Neue Quellen für ein äußerst populäres Stück: Dirigent Nikolaus Harnoncourt bringt das Meisterwerk Smetanas in einer bislang unbekannten deutschsprachigen Fassung in die Grazer Helmut-List-Halle.

Foto: Werner Kmetitsch

Standard: Herr Harnoncourt, vor dem Hintergrund Ihrer Repertoireschwerpunkte erscheinen einige Ihrer jüngsten Projekte als eigenwillig, und es wird oft gesagt, Ihre Vorlieben hätten sich verschoben. Ist das vor allem eine Frage der öffentlichen Wahrnehmung?

Harnoncourt: Es wird viel zu viel an meiner Tätigkeit in Bewegung gesehen. Das war aber schon immer so. Als ich in den Fünfzigerjahren mittelalterliche Musik und dann Bach oder Mozart aufgeführt habe, hieß es, ich würde mich durch die Geschichte bewegen. Ich habe aber schon in den allerersten Gesprächen gesagt, dass es nie eine Zeit gegeben hat, in der ich keinen Schubert gemacht habe. Spezialisierung lehne ich grundsätzlich ab. Jetzt im Alter, wo ich meine laufende Tätigkeit einschränken muss, kann ich endlich die Sachen machen, die ich schon immer machen wollte.

Standard: Also steht die Motivation im Vordergrund, bestimmte Projekte jetzt zu machen - und nicht so sehr eine Verschiebung Ihrer Interessen.

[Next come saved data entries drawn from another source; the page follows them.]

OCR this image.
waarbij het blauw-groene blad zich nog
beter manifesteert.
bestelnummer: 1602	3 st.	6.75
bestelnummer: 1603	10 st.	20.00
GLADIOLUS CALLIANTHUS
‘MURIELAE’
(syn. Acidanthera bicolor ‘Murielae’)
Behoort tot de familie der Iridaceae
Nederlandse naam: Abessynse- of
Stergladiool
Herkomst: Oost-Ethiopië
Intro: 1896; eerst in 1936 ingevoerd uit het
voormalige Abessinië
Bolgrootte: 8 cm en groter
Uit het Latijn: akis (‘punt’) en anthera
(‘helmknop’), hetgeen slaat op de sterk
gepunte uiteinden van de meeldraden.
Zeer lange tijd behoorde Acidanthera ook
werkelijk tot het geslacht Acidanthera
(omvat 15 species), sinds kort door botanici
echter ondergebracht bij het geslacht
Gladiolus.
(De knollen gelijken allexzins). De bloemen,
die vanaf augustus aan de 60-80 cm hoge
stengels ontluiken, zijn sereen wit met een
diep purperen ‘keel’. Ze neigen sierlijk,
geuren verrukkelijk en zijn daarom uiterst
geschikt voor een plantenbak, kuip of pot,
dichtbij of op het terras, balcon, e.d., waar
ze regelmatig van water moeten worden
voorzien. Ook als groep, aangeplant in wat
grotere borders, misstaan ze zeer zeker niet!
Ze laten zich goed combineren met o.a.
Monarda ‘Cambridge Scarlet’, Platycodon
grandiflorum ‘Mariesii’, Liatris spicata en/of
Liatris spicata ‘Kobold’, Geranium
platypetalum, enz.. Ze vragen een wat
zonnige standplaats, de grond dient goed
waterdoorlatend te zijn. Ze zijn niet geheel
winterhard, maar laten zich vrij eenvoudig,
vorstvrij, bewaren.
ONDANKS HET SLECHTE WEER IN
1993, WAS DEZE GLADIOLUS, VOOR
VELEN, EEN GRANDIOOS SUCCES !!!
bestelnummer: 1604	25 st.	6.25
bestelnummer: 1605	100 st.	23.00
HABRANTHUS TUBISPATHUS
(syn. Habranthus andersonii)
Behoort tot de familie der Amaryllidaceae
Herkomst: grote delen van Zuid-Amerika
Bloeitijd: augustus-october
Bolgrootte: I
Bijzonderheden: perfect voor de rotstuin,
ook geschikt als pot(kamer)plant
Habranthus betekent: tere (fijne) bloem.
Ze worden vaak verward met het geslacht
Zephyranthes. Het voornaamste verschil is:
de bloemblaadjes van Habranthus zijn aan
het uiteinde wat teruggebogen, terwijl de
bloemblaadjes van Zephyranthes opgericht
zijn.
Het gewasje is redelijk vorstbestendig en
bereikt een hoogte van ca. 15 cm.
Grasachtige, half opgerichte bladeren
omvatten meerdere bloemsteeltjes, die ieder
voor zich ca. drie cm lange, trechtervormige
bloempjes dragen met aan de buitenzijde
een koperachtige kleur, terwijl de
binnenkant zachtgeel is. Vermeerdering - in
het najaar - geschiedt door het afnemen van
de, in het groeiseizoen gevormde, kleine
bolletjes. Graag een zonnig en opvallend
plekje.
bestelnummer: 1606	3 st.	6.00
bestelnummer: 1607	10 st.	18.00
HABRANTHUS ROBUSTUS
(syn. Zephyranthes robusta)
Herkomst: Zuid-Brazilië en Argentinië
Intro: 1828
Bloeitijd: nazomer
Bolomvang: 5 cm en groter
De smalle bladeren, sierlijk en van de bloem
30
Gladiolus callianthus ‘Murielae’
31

Harnoncourt: Ich muss jetzt schon sehr aufpassen, dass ich mich nicht verzettle. Manches im Opernrepertoire habe ich bereits gemacht, aber nicht so, wie ich es wollte. Der Idomeneo (bei der Styriarte 2008, Anm.) war daher für mich eine absolute Notwendigkeit. Dvoøák und Smetana wollte ich schon seit meiner Jugend machen. Gershwin war eine Jugendliebe von mir. Die große Wiener Musik aus dem ersten Drittel des 20. Jahrhundert hat mich immer sehr interessiert. Es war nur die Frage, was davon auch realisiert wurde. Aber es ist schon sehr merkwürdig, wenn man sagt, ich schreite in der Geschichte voran.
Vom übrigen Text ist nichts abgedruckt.